A second advantage is the economy of muscular force gained by the vertical attitude. The force thus saved might have been employed in the production of an extreme agility, enabling man to escape danger by speed and alertness. It has fortunately been applied in another direction, that of the production of mental acuteness. From the time that man first employed the grasping power of his hands to seize stick or stone for defense against his foes, a process was begun which is yet far from completion. It was, in its full results, the process of mental evolution. But, for our present purpose we must give it a more narrow significance.
In all probability man, physically, is not now what he was originally. The use of the stick or stone in defense set in motion a new process of adaptation which has tended toward a physical weakness, at least in regard to conflict with wild animals.
It was, in fact, the first step in the enhancement of animal force by the employment of the vast stores of inorganic force existing throughout nature. It was the earliest inventive action, the bringing of outer nature to human aid, which has since produced such wonderful results. Muscular vigor and acuteness of sense have probably decreased as they have been thus partly replaced. For man has gained new muscles, in his use of the forms and forces of the inorganic world, and has commenced a new process of adaptation, which has already enabled him to extend his kingdom from the tropic to the frigid zone, and which promises to make him to some extent master of the fields of water and air. And his mental experience of wider and wider conditions of nature has produced a new form of physical adaptation—that signified in clothing and habitation.
But this opens a new subject, too wide to be considered here. We can only end as we began, with the assertion that the human form occupies the apex of possible organic development, and forms the true foundation for that higher mental evolution which is still growing, branching, and flowering upward.
- ↑ "Evolution of Organic Form." "Popular Science Monthly," November, 1880.
- ↑ Very probably, however, the aid which the arterial downflow of the body circulation receives from gravity is balanced by the resistance of gravity to the venous upflow.
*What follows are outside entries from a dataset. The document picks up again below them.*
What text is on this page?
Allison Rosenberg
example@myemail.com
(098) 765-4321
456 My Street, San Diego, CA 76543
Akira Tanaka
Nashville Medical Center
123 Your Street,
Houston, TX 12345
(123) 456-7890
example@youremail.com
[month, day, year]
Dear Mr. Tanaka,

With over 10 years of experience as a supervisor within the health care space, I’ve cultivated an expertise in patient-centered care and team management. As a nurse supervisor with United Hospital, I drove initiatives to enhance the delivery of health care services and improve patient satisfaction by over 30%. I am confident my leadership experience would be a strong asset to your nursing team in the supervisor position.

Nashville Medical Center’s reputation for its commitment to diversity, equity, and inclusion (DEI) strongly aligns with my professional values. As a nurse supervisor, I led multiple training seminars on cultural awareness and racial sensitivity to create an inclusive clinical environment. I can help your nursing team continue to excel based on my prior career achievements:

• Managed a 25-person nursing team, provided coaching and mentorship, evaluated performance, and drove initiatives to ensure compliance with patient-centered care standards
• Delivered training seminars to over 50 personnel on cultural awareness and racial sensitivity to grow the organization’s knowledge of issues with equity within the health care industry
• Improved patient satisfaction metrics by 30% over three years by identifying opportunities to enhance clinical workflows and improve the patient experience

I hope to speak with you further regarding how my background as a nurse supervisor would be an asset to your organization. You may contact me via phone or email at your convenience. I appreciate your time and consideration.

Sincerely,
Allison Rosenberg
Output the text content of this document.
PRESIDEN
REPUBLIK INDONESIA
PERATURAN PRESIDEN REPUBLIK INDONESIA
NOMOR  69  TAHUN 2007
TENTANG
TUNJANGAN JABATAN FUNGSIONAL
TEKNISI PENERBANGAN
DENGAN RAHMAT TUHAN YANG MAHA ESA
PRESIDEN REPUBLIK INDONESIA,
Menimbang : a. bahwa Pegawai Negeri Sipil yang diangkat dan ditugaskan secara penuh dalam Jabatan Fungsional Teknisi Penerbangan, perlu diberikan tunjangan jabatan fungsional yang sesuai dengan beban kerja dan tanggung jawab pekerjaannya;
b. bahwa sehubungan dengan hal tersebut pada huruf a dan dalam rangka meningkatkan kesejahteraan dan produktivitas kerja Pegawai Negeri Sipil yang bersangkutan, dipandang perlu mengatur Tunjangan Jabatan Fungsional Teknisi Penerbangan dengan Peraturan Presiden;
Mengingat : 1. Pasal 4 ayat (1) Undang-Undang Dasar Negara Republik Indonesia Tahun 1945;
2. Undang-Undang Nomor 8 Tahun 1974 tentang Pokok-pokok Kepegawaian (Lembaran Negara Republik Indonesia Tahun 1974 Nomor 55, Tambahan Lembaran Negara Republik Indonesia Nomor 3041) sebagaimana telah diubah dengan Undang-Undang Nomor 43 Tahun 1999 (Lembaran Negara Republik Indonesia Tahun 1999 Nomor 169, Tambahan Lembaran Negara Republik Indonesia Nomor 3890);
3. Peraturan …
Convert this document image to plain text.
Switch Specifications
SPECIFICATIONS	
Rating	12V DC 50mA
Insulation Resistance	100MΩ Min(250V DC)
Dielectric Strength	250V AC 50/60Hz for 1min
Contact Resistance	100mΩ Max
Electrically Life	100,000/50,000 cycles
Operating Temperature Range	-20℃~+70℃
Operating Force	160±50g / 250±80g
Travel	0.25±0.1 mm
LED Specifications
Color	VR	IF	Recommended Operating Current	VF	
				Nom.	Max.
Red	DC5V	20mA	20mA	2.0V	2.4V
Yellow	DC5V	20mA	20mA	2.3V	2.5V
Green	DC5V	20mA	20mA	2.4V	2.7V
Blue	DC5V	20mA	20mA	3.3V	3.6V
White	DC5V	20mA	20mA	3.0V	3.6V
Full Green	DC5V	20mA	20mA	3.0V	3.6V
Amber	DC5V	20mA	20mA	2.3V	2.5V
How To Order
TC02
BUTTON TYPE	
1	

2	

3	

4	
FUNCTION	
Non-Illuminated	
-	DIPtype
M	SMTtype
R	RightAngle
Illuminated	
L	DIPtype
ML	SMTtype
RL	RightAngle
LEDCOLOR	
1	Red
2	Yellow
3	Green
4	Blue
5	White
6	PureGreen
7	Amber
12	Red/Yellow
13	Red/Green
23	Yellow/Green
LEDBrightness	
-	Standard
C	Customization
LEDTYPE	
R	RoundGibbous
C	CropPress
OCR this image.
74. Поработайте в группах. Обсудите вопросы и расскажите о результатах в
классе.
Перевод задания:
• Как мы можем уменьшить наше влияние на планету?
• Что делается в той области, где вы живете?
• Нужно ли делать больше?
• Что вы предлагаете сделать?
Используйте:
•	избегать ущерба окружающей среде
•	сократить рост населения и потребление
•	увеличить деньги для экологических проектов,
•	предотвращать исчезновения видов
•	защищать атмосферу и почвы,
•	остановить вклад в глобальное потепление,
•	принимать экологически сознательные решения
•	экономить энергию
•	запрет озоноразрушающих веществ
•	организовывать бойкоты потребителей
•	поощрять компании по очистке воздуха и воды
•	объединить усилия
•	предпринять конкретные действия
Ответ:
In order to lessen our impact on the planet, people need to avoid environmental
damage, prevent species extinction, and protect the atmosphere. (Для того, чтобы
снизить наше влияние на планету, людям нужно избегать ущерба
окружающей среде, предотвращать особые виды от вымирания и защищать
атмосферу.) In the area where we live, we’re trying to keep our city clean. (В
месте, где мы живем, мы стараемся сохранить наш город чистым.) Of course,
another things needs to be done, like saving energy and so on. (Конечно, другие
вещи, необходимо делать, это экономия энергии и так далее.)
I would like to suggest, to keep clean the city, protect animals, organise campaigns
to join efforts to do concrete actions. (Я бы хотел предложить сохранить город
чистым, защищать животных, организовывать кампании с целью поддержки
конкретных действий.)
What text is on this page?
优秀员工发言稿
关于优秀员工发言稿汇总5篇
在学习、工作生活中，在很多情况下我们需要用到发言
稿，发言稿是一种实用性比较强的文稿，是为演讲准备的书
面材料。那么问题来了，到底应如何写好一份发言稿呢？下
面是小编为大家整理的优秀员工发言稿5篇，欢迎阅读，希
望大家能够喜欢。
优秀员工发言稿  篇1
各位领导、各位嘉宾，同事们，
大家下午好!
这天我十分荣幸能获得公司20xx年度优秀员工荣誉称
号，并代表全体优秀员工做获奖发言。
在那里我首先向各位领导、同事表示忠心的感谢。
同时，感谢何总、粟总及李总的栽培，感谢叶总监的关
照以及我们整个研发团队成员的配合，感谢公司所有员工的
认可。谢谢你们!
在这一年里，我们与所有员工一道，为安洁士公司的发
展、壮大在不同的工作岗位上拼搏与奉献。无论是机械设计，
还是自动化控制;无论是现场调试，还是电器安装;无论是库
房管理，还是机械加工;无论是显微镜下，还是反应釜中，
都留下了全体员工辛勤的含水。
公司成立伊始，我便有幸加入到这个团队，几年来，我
And, likewise, in the head circulation the gravitative resistance to the arterial current and aid to the venous current are equal. But the fact holds good in all vertebrate animals, that the quantity of blood to be driven to the brain exceeds that to be driven to the lower body.
- ↑ In the prone vertebrate, the serpent, the escape from gravitation is accompanied by a marked increase of friction. In man both gravity and friction are simultaneously decreased to the greatest possible extent. Thus the serpent and man occupy the two poles in the development of motive powers, while all other vertebrates occupy intermediate positions.